Chef Baloum et huit accusés écroués après un double meurtre au Cameroun

chef Baloum et huit accusés écroués après un double meurtre au Cameroun

Une page judiciaire s’ouvre dans l’affaire des deux jeunes brûlés vifs à Baloum, dans la région de l’Ouest du Cameroun. Le chef supérieur Baloum et huit autres individus, poursuivis pour leur implication présumée dans ce drame, ont été inculpés et transférés à la prison centrale de Dschang. Cette décision intervient après une série d’actes de violence et de violations graves des droits humains qui ont choqué la population locale.

Une affaire qui secoue la région de l’Ouest

Les faits remontent au 5 juin dernier, lorsque deux jeunes hommes, Bostel Kemta et Steve Achille Diffo Sijamo, ont été séquestrés, torturés puis brûlés vifs par une partie de la population locale. Selon les enquêtes préliminaires, le chef de village Charles Constant Pokam Noussi aurait joué un rôle central dans cette tragédie. Après des semaines de fuite, il s’est finalement présenté aux autorités le 17 juin 2026, marquant un tournant dans l’instruction de l’affaire.

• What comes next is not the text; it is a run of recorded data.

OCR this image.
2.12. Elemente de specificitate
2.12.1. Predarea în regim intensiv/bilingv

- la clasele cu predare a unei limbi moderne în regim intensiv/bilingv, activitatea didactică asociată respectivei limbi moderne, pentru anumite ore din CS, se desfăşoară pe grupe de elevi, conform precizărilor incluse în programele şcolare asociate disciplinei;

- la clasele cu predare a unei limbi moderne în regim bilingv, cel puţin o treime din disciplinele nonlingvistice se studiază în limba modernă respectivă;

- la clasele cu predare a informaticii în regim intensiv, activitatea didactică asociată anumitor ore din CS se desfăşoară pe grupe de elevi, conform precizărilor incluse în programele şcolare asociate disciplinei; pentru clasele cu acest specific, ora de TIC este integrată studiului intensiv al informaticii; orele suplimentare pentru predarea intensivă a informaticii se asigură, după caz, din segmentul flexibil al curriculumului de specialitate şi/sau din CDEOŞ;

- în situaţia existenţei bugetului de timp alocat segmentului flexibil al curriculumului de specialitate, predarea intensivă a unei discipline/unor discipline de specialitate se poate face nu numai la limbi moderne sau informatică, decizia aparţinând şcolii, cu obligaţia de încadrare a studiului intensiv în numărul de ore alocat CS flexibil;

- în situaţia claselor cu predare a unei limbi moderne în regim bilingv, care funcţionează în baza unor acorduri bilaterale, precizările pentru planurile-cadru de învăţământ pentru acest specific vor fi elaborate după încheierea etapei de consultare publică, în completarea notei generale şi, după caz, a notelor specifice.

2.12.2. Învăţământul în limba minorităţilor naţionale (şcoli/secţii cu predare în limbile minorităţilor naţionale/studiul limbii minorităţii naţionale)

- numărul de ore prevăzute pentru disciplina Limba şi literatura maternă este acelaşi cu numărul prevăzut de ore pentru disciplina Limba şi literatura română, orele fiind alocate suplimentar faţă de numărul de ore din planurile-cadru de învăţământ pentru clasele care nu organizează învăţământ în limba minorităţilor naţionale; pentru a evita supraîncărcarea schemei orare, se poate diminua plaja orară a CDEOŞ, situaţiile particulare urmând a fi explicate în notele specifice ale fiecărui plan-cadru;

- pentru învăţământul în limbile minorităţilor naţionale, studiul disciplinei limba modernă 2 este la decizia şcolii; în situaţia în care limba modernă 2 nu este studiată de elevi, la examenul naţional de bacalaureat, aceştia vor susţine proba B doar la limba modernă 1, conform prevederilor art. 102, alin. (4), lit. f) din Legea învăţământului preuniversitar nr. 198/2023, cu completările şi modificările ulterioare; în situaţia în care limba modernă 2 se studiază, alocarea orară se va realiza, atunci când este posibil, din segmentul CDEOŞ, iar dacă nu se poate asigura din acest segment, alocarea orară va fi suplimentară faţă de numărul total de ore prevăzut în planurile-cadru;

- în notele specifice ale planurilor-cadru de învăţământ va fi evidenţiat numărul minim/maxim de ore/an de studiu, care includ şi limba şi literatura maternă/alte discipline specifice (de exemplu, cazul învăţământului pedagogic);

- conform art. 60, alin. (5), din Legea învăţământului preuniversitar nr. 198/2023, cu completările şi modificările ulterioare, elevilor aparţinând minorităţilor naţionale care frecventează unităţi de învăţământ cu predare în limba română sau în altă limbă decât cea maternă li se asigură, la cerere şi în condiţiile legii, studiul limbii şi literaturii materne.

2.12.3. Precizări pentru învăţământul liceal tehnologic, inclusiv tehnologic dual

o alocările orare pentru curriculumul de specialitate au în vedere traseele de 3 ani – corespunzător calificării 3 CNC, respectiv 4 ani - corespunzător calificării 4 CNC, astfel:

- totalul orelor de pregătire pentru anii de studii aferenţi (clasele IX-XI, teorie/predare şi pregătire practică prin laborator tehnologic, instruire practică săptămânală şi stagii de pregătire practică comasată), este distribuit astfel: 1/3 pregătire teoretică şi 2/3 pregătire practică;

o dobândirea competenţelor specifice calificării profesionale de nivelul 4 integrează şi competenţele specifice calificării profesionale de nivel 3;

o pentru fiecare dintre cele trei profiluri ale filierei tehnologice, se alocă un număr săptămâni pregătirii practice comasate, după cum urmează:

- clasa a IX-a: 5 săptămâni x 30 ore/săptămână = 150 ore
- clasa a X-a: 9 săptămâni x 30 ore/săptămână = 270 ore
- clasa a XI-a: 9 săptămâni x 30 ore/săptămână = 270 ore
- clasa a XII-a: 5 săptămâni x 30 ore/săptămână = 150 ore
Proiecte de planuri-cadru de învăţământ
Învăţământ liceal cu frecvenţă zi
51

Des chefs d’accusation lourds

Les neuf inculpés, dont le chef Baloum, sont poursuivis pour une série de crimes graves : assassinat, torture, complicité d’assassinat et de torture, ainsi que pour défaut de pièce d’identité. L’avocat de la famille de Steve Diffo a dénoncé l’horreur de ces actes, rappelant qu’« aucun être humain, même condamné à mort, ne devrait subir un tel sort ». Cette affaire soulève des questions sur la justice traditionnelle et son application dans certaines zones du Cameroun.

Une procédure judiciaire sous haute tension

Deux plaintes ont été déposées par les familles des victimes : l’une auprès de la brigade de gendarmerie de Penka-Miche, dont dépend le village de Baloum, et l’autre directement auprès du procureur de la République. Ce dernier a exprimé sa surprise face à l’absence d’information préalable sur des faits aussi graves, soulignant les lacunes dans la transmission des signalements aux autorités judiciaires.

Un dossier suivi de près par l’opinion publique

Cette affaire a suscité une vive émotion dans la région et au-delà. Les réseaux sociaux s’embrasent, et les discussions sur la justice locale et les pratiques coutumières prennent de l’ampleur. Les autorités judiciaires sont désormais sous pression pour garantir un procès équitable et transparent, dans un contexte où la confiance dans les institutions est souvent mise à l’épreuve.

Que réserve l’avenir ?

Alors que les accusés purgent leur peine en détention, l’enquête se poursuit pour établir l’ensemble des responsabilités. Cette affaire pourrait bien devenir un symbole des luttes à mener pour une justice plus efficace et respectueuse des droits fondamentaux au Cameroun. Une chose est sûre : l’opinion publique ne lâchera pas prise avant que la vérité ne soit établie.